In his career, Lindor is 25-for-31 in stolen base attempts, which is a very good ratio for a medium-volume base stealer. At 24-for-31, Correa is right there with Lindor on the base paths, and while Seager, at 3-for-6, isn’t much of a runner at all, that’s not a huge advantage on the whole — maybe a couple of runs. The bat is the big offensive differentiator.
Even with all the Year of the Rookie talk from last season, I’m still not sure we appreciate how special these three shortstops are. Limiting the sample to players age 22 and younger, Seager is the best hitter (by OPS+) at the position over the first two seasons of his career during the expansion era. Correa is second, Lindor is third, and 2005–06 Hanley Ramirez, who went on to be a three-time All-Star on the strength of his bat alone, is fourth. Since 1961, only three other shortstops 22 and younger have posted even a league-average OPS+ over their first two seasons.

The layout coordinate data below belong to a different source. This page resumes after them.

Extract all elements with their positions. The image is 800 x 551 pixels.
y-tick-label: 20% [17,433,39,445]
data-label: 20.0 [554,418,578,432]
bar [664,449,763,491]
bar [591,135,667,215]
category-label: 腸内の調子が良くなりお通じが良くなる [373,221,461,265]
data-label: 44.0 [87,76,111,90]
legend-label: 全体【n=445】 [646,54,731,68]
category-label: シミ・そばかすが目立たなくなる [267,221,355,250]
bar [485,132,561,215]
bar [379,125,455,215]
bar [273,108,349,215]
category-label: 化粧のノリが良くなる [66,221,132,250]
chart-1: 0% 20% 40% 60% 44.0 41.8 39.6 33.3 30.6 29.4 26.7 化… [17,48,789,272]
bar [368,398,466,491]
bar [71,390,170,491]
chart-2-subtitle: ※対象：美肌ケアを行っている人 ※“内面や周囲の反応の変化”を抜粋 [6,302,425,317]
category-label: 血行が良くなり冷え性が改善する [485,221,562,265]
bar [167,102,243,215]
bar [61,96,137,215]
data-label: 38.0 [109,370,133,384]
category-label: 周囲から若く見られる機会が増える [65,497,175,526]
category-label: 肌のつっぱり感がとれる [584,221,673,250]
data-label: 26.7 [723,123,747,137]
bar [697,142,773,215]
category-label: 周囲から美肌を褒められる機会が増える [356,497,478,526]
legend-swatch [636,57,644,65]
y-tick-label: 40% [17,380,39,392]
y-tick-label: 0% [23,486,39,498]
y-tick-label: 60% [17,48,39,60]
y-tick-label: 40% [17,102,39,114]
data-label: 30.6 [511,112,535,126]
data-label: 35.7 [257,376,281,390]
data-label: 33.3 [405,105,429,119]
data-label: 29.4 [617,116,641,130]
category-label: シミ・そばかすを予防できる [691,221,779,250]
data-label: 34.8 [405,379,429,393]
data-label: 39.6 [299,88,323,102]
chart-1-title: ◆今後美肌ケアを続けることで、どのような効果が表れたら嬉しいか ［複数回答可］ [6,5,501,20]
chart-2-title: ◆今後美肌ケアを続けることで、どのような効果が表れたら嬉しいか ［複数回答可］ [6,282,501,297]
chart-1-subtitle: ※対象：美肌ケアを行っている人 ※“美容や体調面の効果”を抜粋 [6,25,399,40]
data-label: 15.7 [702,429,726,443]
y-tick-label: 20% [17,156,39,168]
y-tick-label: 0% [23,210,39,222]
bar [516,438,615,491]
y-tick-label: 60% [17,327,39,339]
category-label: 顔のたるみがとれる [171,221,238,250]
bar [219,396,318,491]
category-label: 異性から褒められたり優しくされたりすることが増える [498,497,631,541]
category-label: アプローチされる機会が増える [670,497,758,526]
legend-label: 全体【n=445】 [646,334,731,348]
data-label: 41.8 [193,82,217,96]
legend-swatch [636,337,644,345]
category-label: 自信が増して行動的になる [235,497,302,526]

When Lindor came out of high school, the fear was that he wouldn’t have playable game power, that not only would he fail to grow into the kind of 30-homer guy Seager and Correa look like, but that he’d get the bat knocked out of his hands, struggling to drive the ball to the gaps and square up hard fastballs. Lindor turned out to be stronger than that, strong enough to become an impact hitter — not just for a 22-year-old, not just for a shortstop, but for anyone. The offensive gap from Correa to Lindor isn’t enough to make up for a two-win difference in the field. The offensive gap from Seager to Lindor is big enough that one more leap from Seager could make the difference, but even so, Lindor’s defensive advantage is even bigger.
And if Lindor’s the best shortstop now, it’s overwhelmingly likely that he stays there, since Seager and Correa will both almost certainly have to move to third base. It’s an underrated disadvantage of being big — almost every big shortstop eventually moves to a corner, where he’s less valuable. As men mature into their mid-20s, they get bigger and stronger, but also less agile and quick. That matters little for Lindor, who has agility and flexibility to spare, but for the bigger, slower Seager and Correa, that maturation will ultimately push them off shortstop entirely. With Alex Bregman looking like the next big thing, and totally capable of holding down shortstop, that moment might come for Correa as soon as next season. Lindor is the only one of the three who projects to stay at short for his whole career.
So if Lindor is the best player, why isn’t he the biggest star?
It’s about perception. Correa and Seager play in bigger markets, and both have already been tested under the lights of the postseason. Correa is also preposterously charismatic, which makes him easier to market. Cleveland is a tough place to become a star, particularly for a baseball player.
Beyond that, it’s about what we can see. Home runs are big, so we value them more than singles. You can’t perceive range factor or a heady turn on a double play the way you can a home run. And even though Lindor has his share of defensive highlights, so do Correa and Seager, because big dives and close plays at first aren’t necessarily the result of great defense — they’re the result of a player reaching the edge of his capability. Correa and Seager dive for balls that Lindor can reach standing up, and what looks like a tough play for a lesser defender looks easy for Lindor, and therefore doesn’t make SportsCenter.
You have to look past the superficial stats to see that Lindor is not only among a special class of shortstops, but that he’s the best of the bunch. For that reason, his star might never be as big as Correa’s or Seager’s, even if he maxes out his potential and turns into Derek Jeter with better defense.
And that’s fine, because we know that big is about getting attention, but good is about getting shit done.